老帥跟着點頭:“對,是活埋。我年紀大了,脾氣也好了,一般不愛動刀動槍。”
無心徹底閉了眼睛,心想和老帥一比,顧大人都是心慈面軟的好人了。
“今天時辰不對。”他語氣飄然的告訴老帥:“明晚我來試上一試。十二姨太的煞氣很重,是否能夠斬草除根,貧僧也不能夠肯定。不過既然貧僧和顧玄武有緣,顧玄武又對老帥百般崇拜,所以貧僧必定勉力一試。”
老帥罵道:“好個臭婆娘,做了鬼還要和我搗亂。法師,明晚就明晚,如果真能剷除了臭娘們兒,您說怎麼樣,我就怎麼樣!”
無心站了起來,不再說話,只是微微一笑,又向老帥伸出了一隻手。老帥福至心靈,立刻就把斗篷展開,親自給他披上了。
無心帶着顧大人坐上了帥府汽車,一路趕回家裡。路上兩人都不說話,及至在衚衕口下汽車了,顧大人才發問道:“咱們怎麼回來了?難得老帥高看你,你就應該留在帥府不走。”

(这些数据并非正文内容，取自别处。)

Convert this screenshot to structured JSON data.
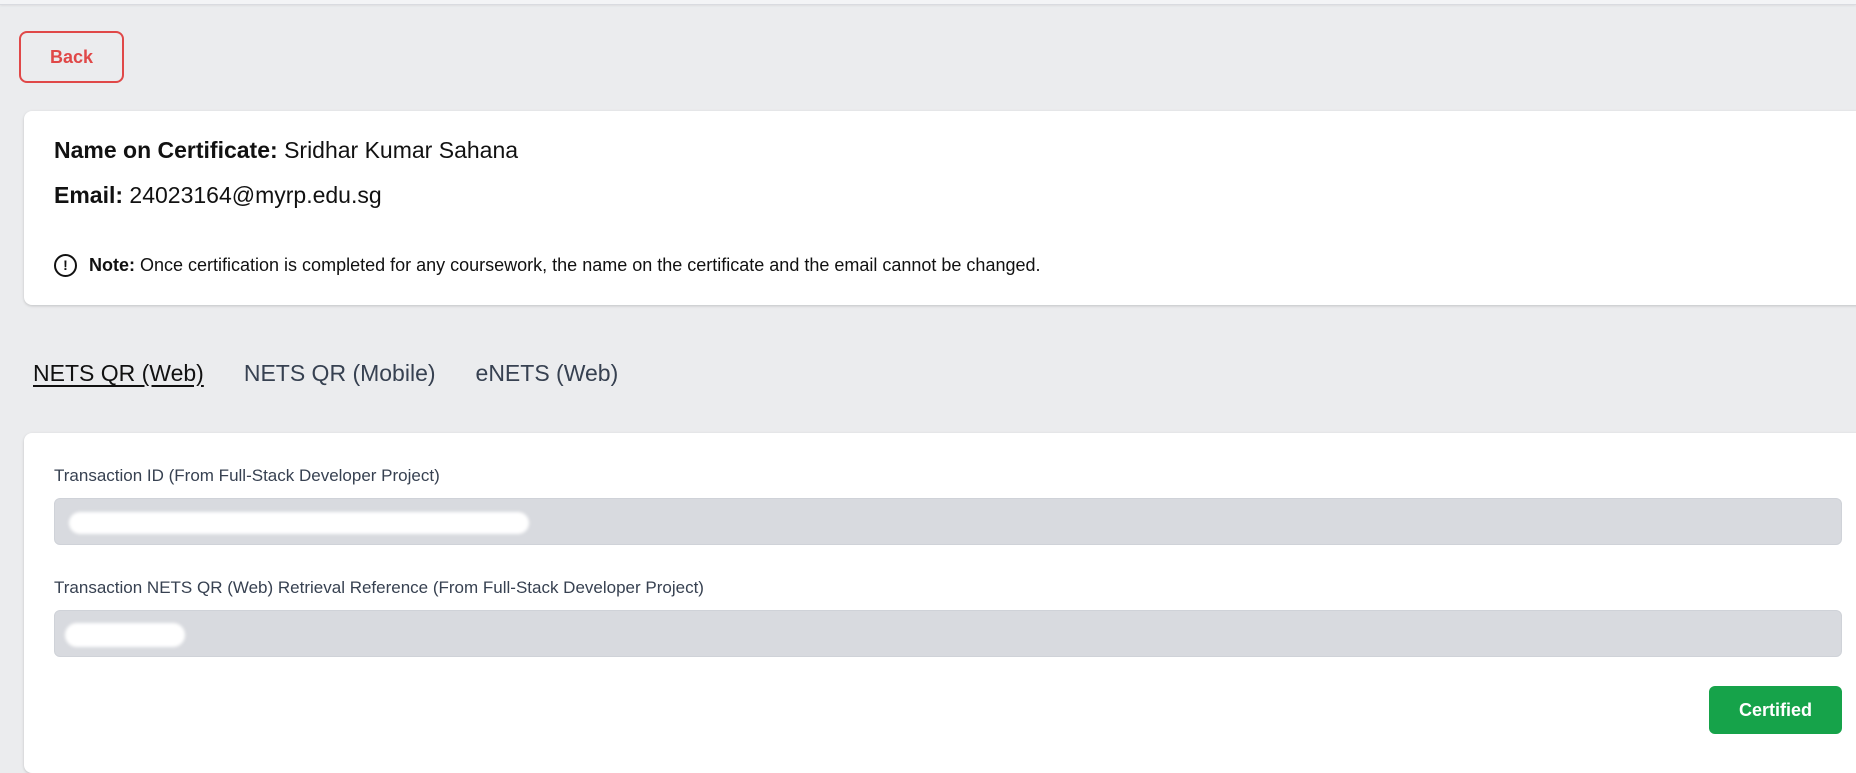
{
  "header": {
    "back_label": "Back"
  },
  "profile": {
    "name_label": "Name on Certificate:",
    "name_value": "Sridhar Kumar Sahana",
    "email_label": "Email:",
    "email_value": "24023164@myrp.edu.sg",
    "note_icon_glyph": "!",
    "note_label": "Note:",
    "note_text": "Once certification is completed for any coursework, the name on the certificate and the email cannot be changed."
  },
  "tabs": [
    {
      "label": "NETS QR (Web)",
      "active": true
    },
    {
      "label": "NETS QR (Mobile)",
      "active": false
    },
    {
      "label": "eNETS (Web)",
      "active": false
    }
  ],
  "form": {
    "transaction_id_label": "Transaction ID (From Full-Stack Developer Project)",
    "retrieval_ref_label": "Transaction NETS QR (Web) Retrieval Reference (From Full-Stack Developer Project)",
    "submit_label": "Certified"
  },
  "colors": {
    "back_accent": "#e04848",
    "certified_green": "#16a34a",
    "page_bg": "#ebecee",
    "input_bg": "#d8dadf"
  },
  "icons": {
    "note": "exclamation-circle-icon"
  }
}
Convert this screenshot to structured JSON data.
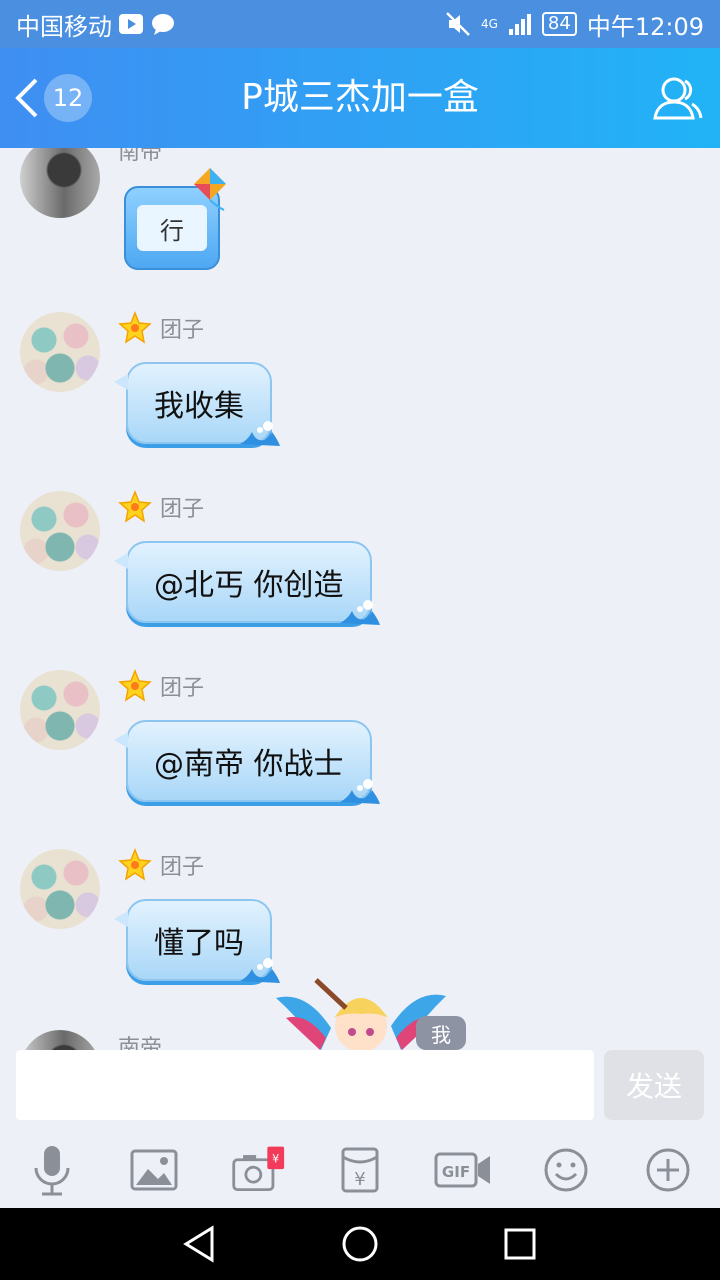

無心戴上斗篷風帽,大踏步的往家裡走:“你懂個屁!我留在帥府不走,月牙怎麼辦?再說我赤手空拳就能捉到鬼了?我不得做點準備嗎?”
兩人且說且走,敲開院門回到了家中。月牙很高興:“喲,回來的還挺早!”
無心凍透了,一馬當先的衝進了西廂房。在月牙的幫助下脫了斗篷,他對着牀上一甩袖子,很快樂的笑道:“嘿嘿,月牙吃糖!”